Ich bekehrte mich im Jahre 1904, als ich 17 Jahre alt war. Bruder Karl Müller aus Freudenstadt, Schwarzwald, war mit der Wahrheit der Gemeinde Gottes im Jahre 1904 bekannt geworden. Durch göttliche Führung wurde er von Norddeutschland nach Süddeutschland in das Haus gesandt, wo ein nach Wahrheit suchender junger Mann wohnte. Ich entsinne mich sehr gut des ersten Gespräches mit Br. Müller. Er sprach mich in folgender Weise an: „Welcher Religion gehörst du an?“ Ich antwortete: „Ich bin ein Israelit.“ Darauf richtete ich die Frage an ihn, welcher Religion er angehöre. Darauf gab er zur Antwort: „Ich gehöre zur Gemeinde Gottes, darin kein Sünder ist, und deren Namen alle im Himmel angeschrieben sind.“ Das war etwas Neues für mich und machte einen tiefen Eindruck auf mich. Er bat mich, auf sein Zimmer zu kommen, wo er mir durch das Alte Testament zeigen wollte, dass Jesus Christus der Messias sei. Ich folgte der Einladung.

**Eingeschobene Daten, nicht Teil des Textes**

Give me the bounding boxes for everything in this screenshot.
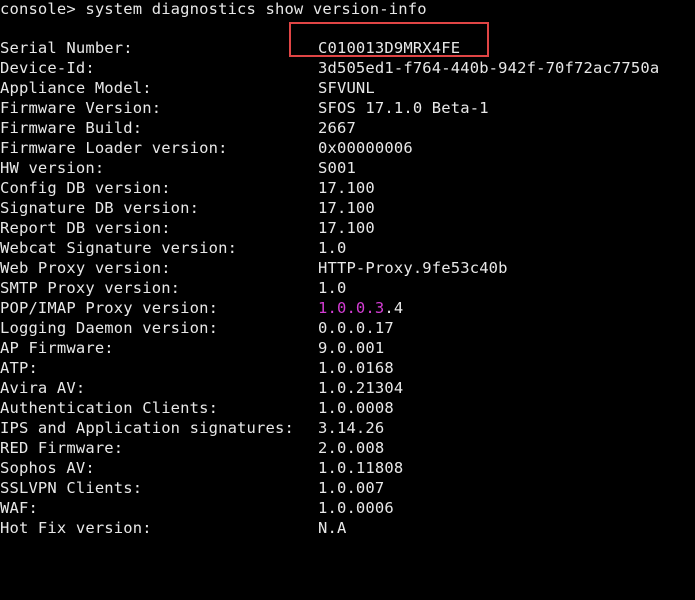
- row-value: 2.0.008: [318, 439, 385, 457]
- row-label: AP Firmware:: [0, 339, 114, 357]
- row-label: ATP:: [0, 359, 38, 377]
- row-label: Signature DB version:: [0, 199, 200, 217]
- row-value: 17.100: [318, 199, 375, 217]
- row-value: 2667: [318, 119, 356, 137]
- row-value: HTTP-Proxy.9fe53c40b: [318, 259, 508, 277]
- row-label: Firmware Version:: [0, 99, 162, 117]
- row-label: Webcat Signature version:: [0, 239, 238, 257]
- row-label: Appliance Model:: [0, 79, 152, 97]
- row-label: Hot Fix version:: [0, 519, 152, 537]
- row-value: 1.0: [318, 279, 347, 297]
- row-label: RED Firmware:: [0, 439, 124, 457]
- info-row-waf: WAF: 1.0.0006: [0, 498, 695, 518]
- info-row-serial-number: Serial Number: C010013D9MRX4FE: [0, 38, 695, 58]
- row-value: 0.0.0.17: [318, 319, 394, 337]
- info-row-pop-imap-proxy-version: POP/IMAP Proxy version: 1.0.0.3.4: [0, 298, 695, 318]
- info-row-red-firmware: RED Firmware: 2.0.008: [0, 438, 695, 458]
- row-value: 1.0.11808: [318, 459, 404, 477]
- row-value: S001: [318, 159, 356, 177]
- row-label: Authentication Clients:: [0, 399, 219, 417]
- row-value: 1.0: [318, 239, 347, 257]
- info-row-signature-db-version: Signature DB version: 17.100: [0, 198, 695, 218]
- row-value: 9.0.001: [318, 339, 385, 357]
- info-row-firmware-version: Firmware Version: SFOS 17.1.0 Beta-1: [0, 98, 695, 118]
- info-row-sslvpn-clients: SSLVPN Clients: 1.0.007: [0, 478, 695, 498]
- info-row-config-db-version: Config DB version: 17.100: [0, 178, 695, 198]
- row-label: Firmware Build:: [0, 119, 143, 137]
- row-value: C010013D9MRX4FE: [318, 39, 461, 57]
- info-row-hot-fix-version: Hot Fix version: N.A: [0, 518, 695, 538]
- info-row-firmware-loader-version: Firmware Loader version: 0x00000006: [0, 138, 695, 158]
- info-row-ips-application-signatures: IPS and Application signatures: 3.14.26: [0, 418, 695, 438]
- row-value-tail: .4: [384, 299, 404, 317]
- command-line: console> system diagnostics show version…: [0, 0, 695, 20]
- info-row-appliance-model: Appliance Model: SFVUNL: [0, 78, 695, 98]
- info-row-smtp-proxy-version: SMTP Proxy version: 1.0: [0, 278, 695, 298]
- row-label: Device-Id:: [0, 59, 95, 77]
- row-value: 1.0.0006: [318, 499, 394, 517]
- row-label: HW version:: [0, 159, 105, 177]
- row-value-magenta: 1.0.0.3: [318, 299, 385, 317]
- row-value: 1.0.21304: [318, 379, 404, 397]
- row-label: WAF:: [0, 499, 38, 517]
- row-value: N.A: [318, 519, 347, 537]
- row-label: Firmware Loader version:: [0, 139, 228, 157]
- info-row-logging-daemon-version: Logging Daemon version: 0.0.0.17: [0, 318, 695, 338]
- row-value: 3.14.26: [318, 419, 385, 437]
- row-label: Serial Number:: [0, 39, 133, 57]
- row-value: 1.0.0168: [318, 359, 394, 377]
- info-row-webcat-signature-version: Webcat Signature version: 1.0: [0, 238, 695, 258]
- row-label: Avira AV:: [0, 379, 86, 397]
- row-label: SSLVPN Clients:: [0, 479, 143, 497]
- row-value: 1.0.0.3.4: [318, 298, 403, 318]
- info-row-hw-version: HW version: S001: [0, 158, 695, 178]
- row-value: 0x00000006: [318, 139, 413, 157]
- info-row-device-id: Device-Id: 3d505ed1-f764-440b-942f-70f72…: [0, 58, 695, 78]
- row-value: 17.100: [318, 219, 375, 237]
- info-row-atp: ATP: 1.0.0168: [0, 358, 695, 378]
- row-label: Sophos AV:: [0, 459, 95, 477]
- row-label: IPS and Application signatures:: [0, 419, 294, 437]
- row-value: 3d505ed1-f764-440b-942f-70f72ac7750a: [318, 59, 660, 77]
- info-row-authentication-clients: Authentication Clients: 1.0.0008: [0, 398, 695, 418]
- row-label: Report DB version:: [0, 219, 171, 237]
- info-row-firmware-build: Firmware Build: 2667: [0, 118, 695, 138]
- row-label: SMTP Proxy version:: [0, 279, 181, 297]
- info-row-ap-firmware: AP Firmware: 9.0.001: [0, 338, 695, 358]
- row-value: 17.100: [318, 179, 375, 197]
- row-value: SFOS 17.1.0 Beta-1: [318, 99, 489, 117]
- row-value: 1.0.007: [318, 479, 385, 497]
- row-label: Config DB version:: [0, 179, 171, 197]
- info-row-web-proxy-version: Web Proxy version: HTTP-Proxy.9fe53c40b: [0, 258, 695, 278]
- info-row-report-db-version: Report DB version: 17.100: [0, 218, 695, 238]
- row-label: Logging Daemon version:: [0, 319, 219, 337]
- terminal-window[interactable]: console> system diagnostics show version…: [0, 0, 695, 544]
- row-label: POP/IMAP Proxy version:: [0, 299, 219, 317]
- command-text: console> system diagnostics show version…: [0, 0, 427, 18]
- info-row-avira-av: Avira AV: 1.0.21304: [0, 378, 695, 398]
- row-label: Web Proxy version:: [0, 259, 171, 277]
- row-value: 1.0.0008: [318, 399, 394, 417]
- info-row-sophos-av: Sophos AV: 1.0.11808: [0, 458, 695, 478]
- row-value: SFVUNL: [318, 79, 375, 97]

Vorsichtshalber gebrauchte er ein Altes Testament, das von Israeliten aus dem Hebräischen ins Deutsche übersetzt war und hebräische Bemerkungen enthielt. Das nahm mir die Vorurteile. Er las mir die bekannten Schriftstellen von den Weissagungen des Propheten Jesaja auf den Herrn Jesus vor. Er redete nicht viel. Da geschah etwas Wunderbares in mir. Meine innern Augen wurden geöffnet und ich sah ganz deutlich, dass Jesus Christus der Messias war. Mit tiefster innerer Überzeugung verließ ich das Zimmer. Das Wort des Herrn ging an mir in Erfüllung: „Fleisch und Blut hat dir das nicht offenbart, sondern mein Vater im Himmel“ (Mt. 16:17). In Zeit und Ewigkeit bin ich dem Herrn für diese Stunde dankbar.

Dann gab es einen Kampf. Eine Stimme sagte mir, dass ich  es bekennen sollte, dass Jesus Christus Gottes Sohn ist, aber eine andere Macht hielt mir den Mund zu. So vergingen ungefähr vier Wochen. Dann bekam ich die Kraft, ein kleines Bekenntnis abzulegen, fügte aber hinzu, dass es mir unmöglich wäre, ein Christ zu werden. Es stand vor mir wie ein unübersteigbarer Berg. Ich sah den Kampf, der vor mir stand und fühlte mich zu schwach, ihn aufzunehmen. Darauf erwiderte Bruder Müller: „Der Herr wird mit dir sein“. Dies war wie vom Himmel zu mir geredet. Der Herr wurde groß vor meinen innern Augen. Mut und Glauben kamen in meine Seele: Wenn Gott mit mir ist, dann muss es mir gelingen, wenn gleich alles gegen mich ist.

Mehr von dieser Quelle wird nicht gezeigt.